So . . . how long does surgery or cancer treatment recovery take?

The short answer to my title question?

It depends.

Yeah, that’s not the answer I want, either.

What I’ve found after two surgeries this year and cancer treatment (two rounds of chemo, surgery, radiation) six years ago is that the doctors will give you the best-case scenario.

But they will also say, “It depends. Everyone is different.”

I always hope for the best-case scenario. But what I’ve actually been is often not that.

Age makes a difference. Young people typically heal faster.

Other health challenges matter. I had a hysterectomy in March and then double knee replacement in September. I am quite sure that my body is healing more slowly because of two surgeries. I also wonder if my cancer treatments have slowed down my recovery times – for the rest of my life.

We’re all individuals. All medications don’t work for all people. All therapies aren’t best for all people. The surgery that heals one person might make another person’s life worse. The first diagnosis isn’t always the right one.

One size does not fit all!

I wish that more doctors would do more longitudinal studies of surgery and cancer treatment and other recovery periods. I can (and could) find hardly any information on that, and most of what I found is anecdotal – just like this post. It’s one person’s experience.

I’d like to see a study that lasted a decade or two or three. What are long-term effects of treatment? What are the long-term challenges?

Heck, I can hardly find trustworthy, scientifically-researched information on short-term health challenges for the procedures and treatments I’ve had. There’s very little on the internet.

Personal sharing and personal insights have been more valuable for me. I’ve had more than one knowledgable person tell me that it takes a full year to recover from double knee replacement. That’s helpful to know.

My experience was that it took just over a year for me to recover from chemo brain (the foggy thinking caused by chemo)  after my cancer treatments. I think I might be unusual, though, in that I can wake up one day and an effect be gone. I started AC chemo in September or 2011, and I woke one day in October a year later – and could think clearly again. Literally that happened in one day.

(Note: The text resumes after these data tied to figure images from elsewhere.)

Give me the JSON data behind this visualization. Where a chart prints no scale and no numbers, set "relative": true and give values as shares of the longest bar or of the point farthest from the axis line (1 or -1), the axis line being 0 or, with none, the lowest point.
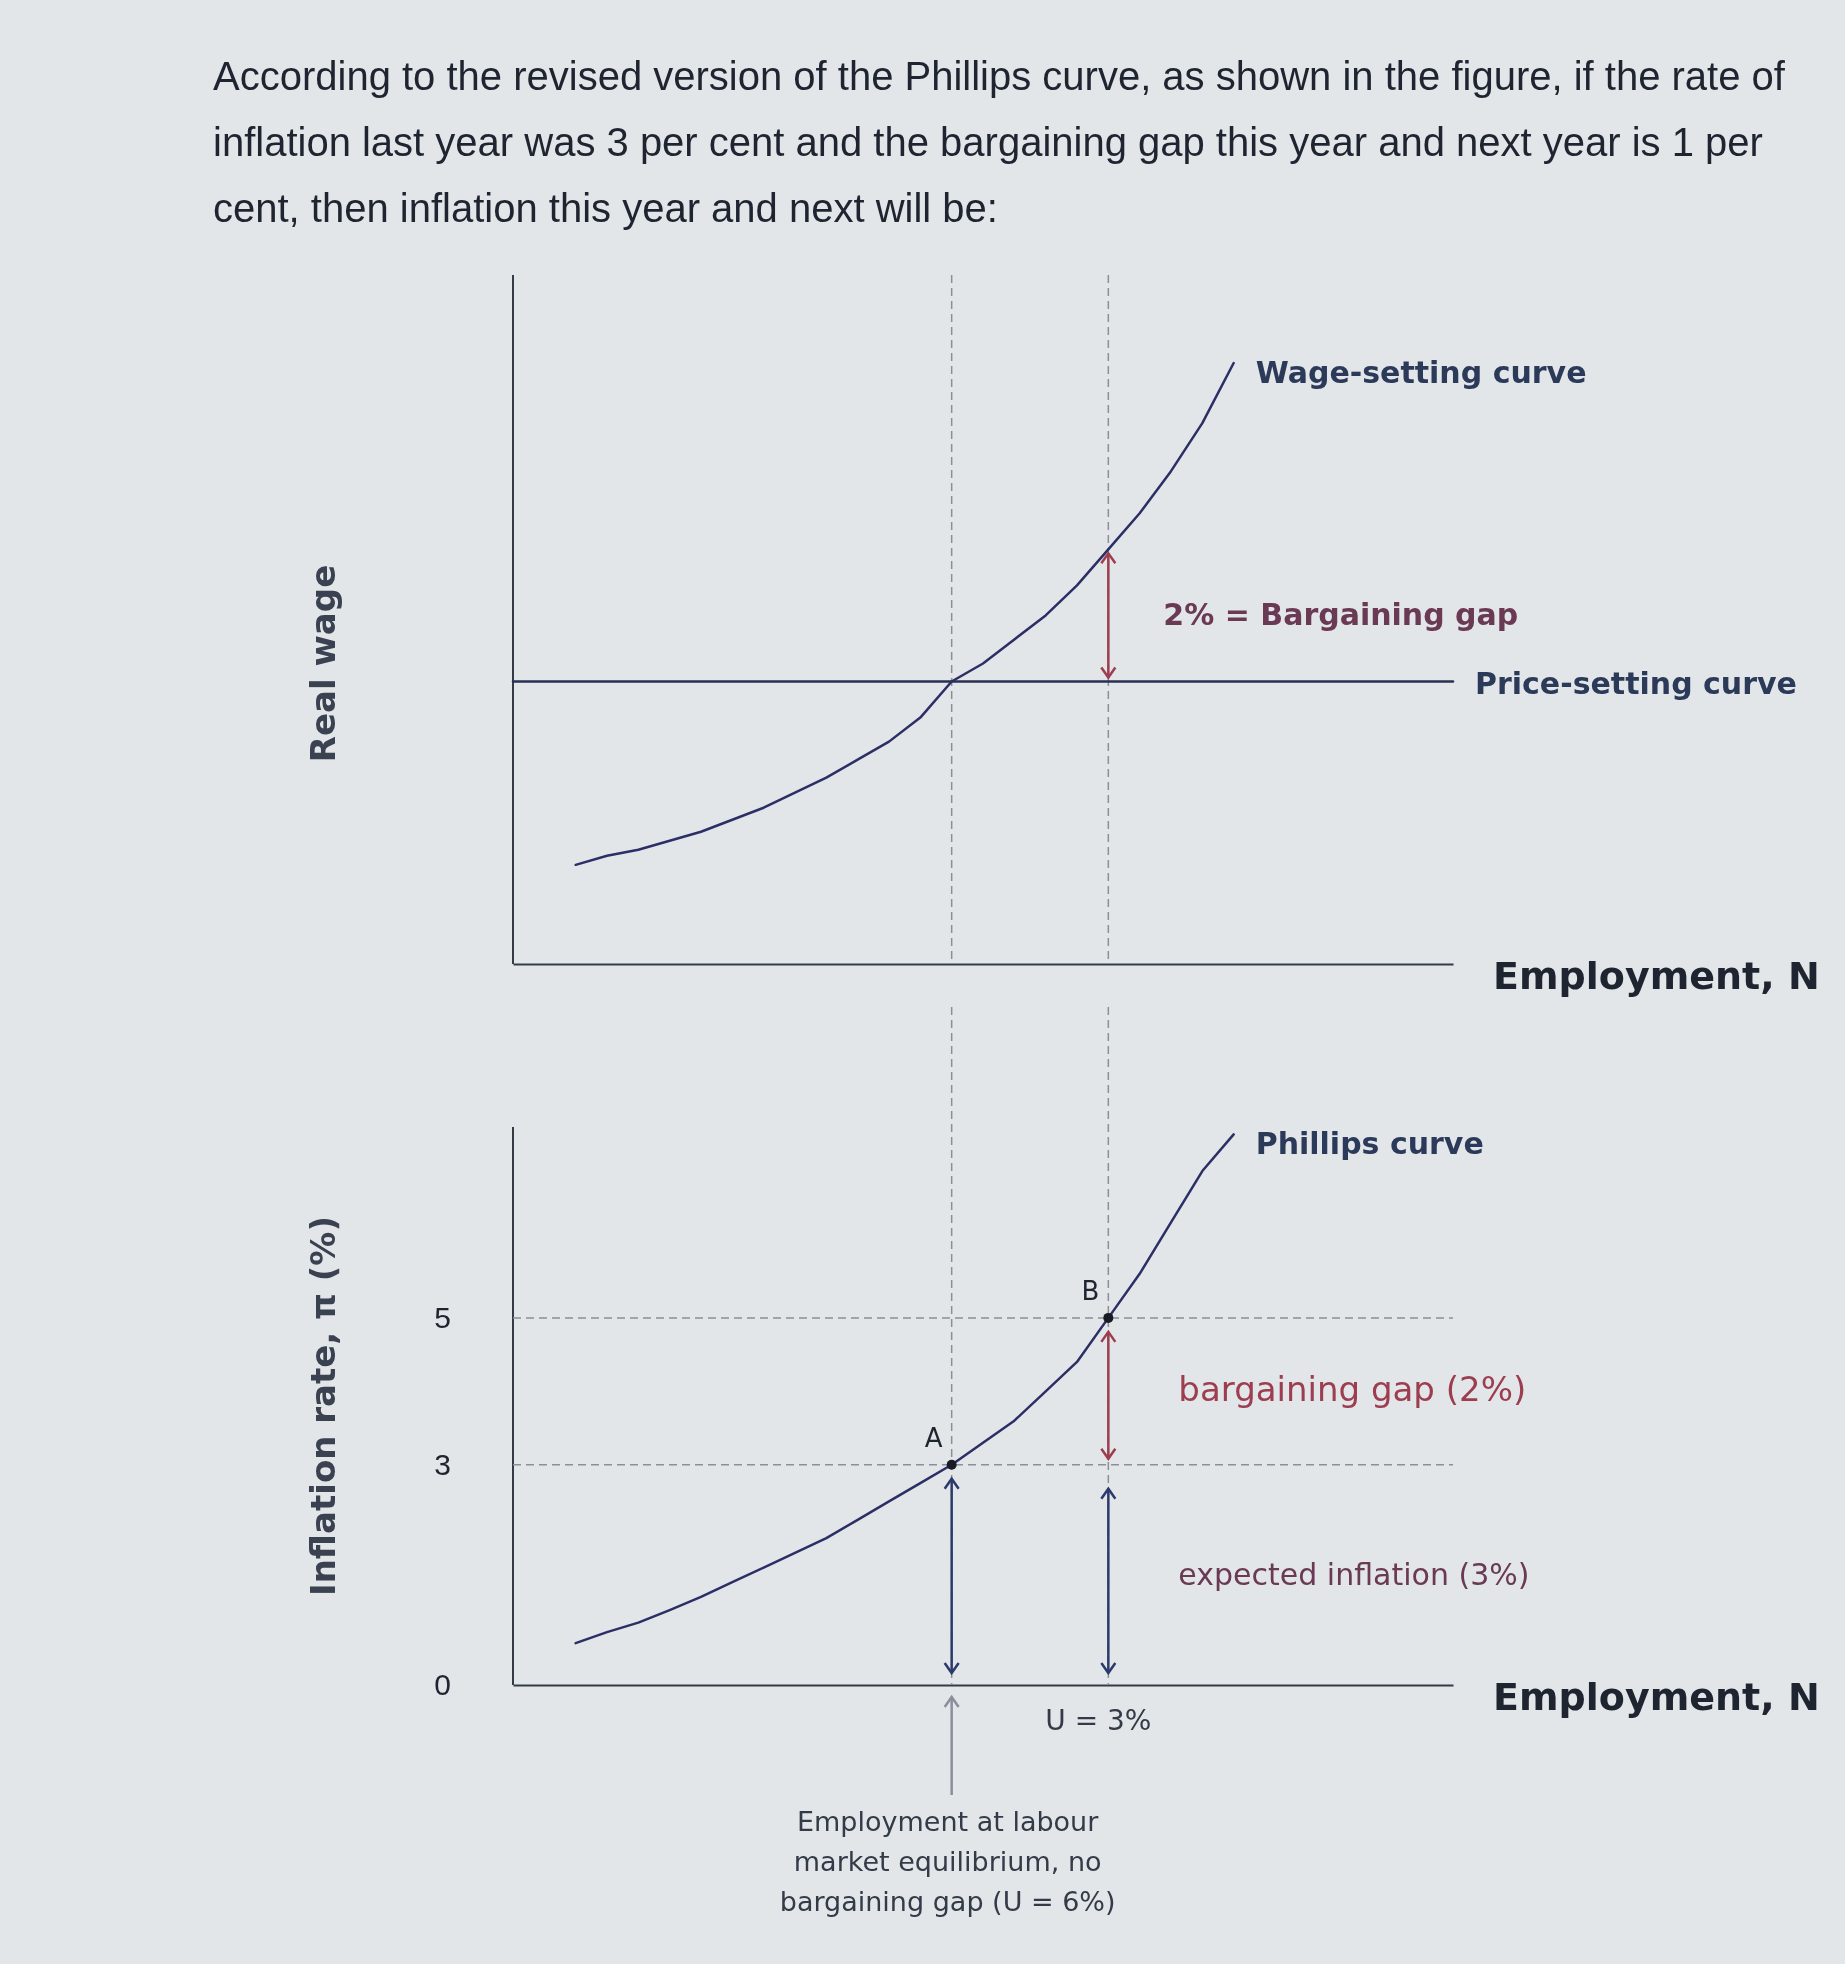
{
  "chart_data": [
    {
      "type": "line",
      "title": "According to the revised version of the Phillips curve, as shown in the figure, if the rate of inflation last year was 3 per cent and the bargaining gap this year and next year is 1 per cent, then inflation this year and next will be:",
      "xlabel": "Employment, N",
      "ylabel": "Real wage",
      "relative": true,
      "tick_labels": false,
      "grid": false,
      "legend": false,
      "marker": "none",
      "line_style": "solid",
      "categories": [
        null,
        null,
        null,
        null,
        null,
        null,
        null,
        null,
        null,
        null,
        null,
        null,
        null,
        null,
        null,
        null,
        null,
        null,
        null,
        null,
        null,
        null,
        null,
        null,
        null,
        null,
        null,
        null,
        null,
        null,
        null
      ],
      "series": [
        {
          "name": "Wage-setting curve",
          "color": "#2b2f66",
          "values": [
            null,
            null,
            0.165,
            0.18,
            0.19,
            0.205,
            0.22,
            0.24,
            0.26,
            0.285,
            0.31,
            0.34,
            0.37,
            0.41,
            0.47,
            0.5,
            0.54,
            0.58,
            0.63,
            0.69,
            0.75,
            0.82,
            0.9,
            1,
            null,
            null,
            null,
            null,
            null,
            null,
            null
          ]
        },
        {
          "name": "Price-setting curve",
          "color": "#2a2f55",
          "values": [
            0.47,
            0.47,
            0.47,
            0.47,
            0.47,
            0.47,
            0.47,
            0.47,
            0.47,
            0.47,
            0.47,
            0.47,
            0.47,
            0.47,
            0.47,
            0.47,
            0.47,
            0.47,
            0.47,
            0.47,
            0.47,
            0.47,
            0.47,
            0.47,
            0.47,
            0.47,
            0.47,
            0.47,
            0.47,
            0.47,
            0.47
          ]
        }
      ],
      "annotations": [
        "2% = Bargaining gap"
      ]
    },
    {
      "type": "line",
      "xlabel": "Employment, N",
      "ylabel": "Inflation rate, π (%)",
      "ylim": [
        0,
        7.6
      ],
      "yticks": [
        0,
        3,
        5
      ],
      "tick_labels": "y",
      "grid": false,
      "legend": false,
      "marker": "none",
      "line_style": "solid",
      "categories": [
        null,
        null,
        null,
        null,
        null,
        null,
        null,
        null,
        null,
        null,
        null,
        null,
        null,
        null,
        null,
        null,
        null,
        null,
        null,
        null,
        null,
        null,
        null,
        null,
        null,
        null,
        null,
        null,
        null,
        null,
        null
      ],
      "series": [
        {
          "name": "Phillips curve",
          "color": "#2b2f66",
          "values": [
            null,
            null,
            0.57,
            0.72,
            0.85,
            1.02,
            1.2,
            1.4,
            1.6,
            1.8,
            2,
            2.25,
            2.5,
            2.75,
            3,
            3.3,
            3.6,
            4,
            4.4,
            5,
            5.6,
            6.3,
            7,
            7.5,
            null,
            null,
            null,
            null,
            null,
            null,
            null
          ],
          "value_labels": [
            null,
            null,
            null,
            null,
            null,
            null,
            null,
            null,
            null,
            null,
            null,
            null,
            null,
            null,
            "A",
            null,
            null,
            null,
            null,
            "B",
            null,
            null,
            null,
            null,
            null,
            null,
            null,
            null,
            null,
            null,
            null
          ]
        }
      ],
      "ref_lines": [
        {
          "axis": "y",
          "value": 5,
          "color": "#8a8f9a",
          "line_style": "dashed"
        },
        {
          "axis": "y",
          "value": 3,
          "color": "#8a8f9a",
          "line_style": "dashed"
        }
      ],
      "annotations": [
        "bargaining gap (2%)",
        "expected inflation (3%)",
        "U = 3%",
        "Employment at labour market equilibrium, no bargaining gap (U = 6%)"
      ]
    }
  ]
}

I had a similar experience after double knee replacement. Food tasted weird, and I had little appetite for four months after surgery. And then one day I woke up  and found that food tasted normal, and my old appetite was back. I knew my recovery was about to speed up a bit. And it did.

In general, my knee surgery recovery has been a couple of months “behind” the best-case scenario. I can be hard on myself and think that the “delay” is my fault. That I’m not doing something right. That I’m a wimp. That I’m not working hard enough.

But I know that “behind” and “delay” are just words. There is no set timeline for recovery.

I learned after cancer treatments that pushing myself too hard had the opposite effect from what I wanted. It slowed my recovery.

I learned that not following my intuition was not wise.

So I’ve taken that learning and applied it to my surgeries this year. My hysterectomy recovery was much more a best-case scenario. I didn’t push myself too much, and I still was feeling better along the timeline I expected (it took three months to feel mostly healed and by four months I was pretty much back to “normal”).

This double knee replacement has been a different situation. My recovery has been at least partially slowed by weather changes, which increase my pain level. Two hurricanes came through this area this fall. One is unusual because I live far inland. Two is highly improbable. But this fall, we had two. Barometric pressure changes increase my pain level. And we’ve had many, many of those changes since September. That has slowed my recovery.

And I’d bet that my recovery has also been slowed by factors of which I am unaware – and certainly can’t control.

So I try to be patient with all of that and trust my body and my intuition to let me know when I can do what. And to what extent.

It can be a long journey.

But I look at all improvement as a blessing. And I know that incremental improvements add up.

I try to take it one day at a time. With no specific expectations for the pacing, trusting that I am healing at the best rate for me.

Full-bloom tulip on an unseasonably warm February day. More of the odd weather of the last 6 months.




2 thoughts on “So . . . how long does surgery or cancer treatment recovery take?

  1. That is very good advice and a good approach – it takes as long as it takes – one step at a time
    Have been dipping into Buddhist philosophy a bit recently – meditation – helps me
    Your posting has a very positive air – Happy for you x

    • I had a 17+ year daily meditation practice. Which went away during this past year. I don’t know why I’ve let it go, but I feel it’s okay. I’m hoping another daily practice will come to me. That’s also connected with the positive air you noticed. Thanks for that!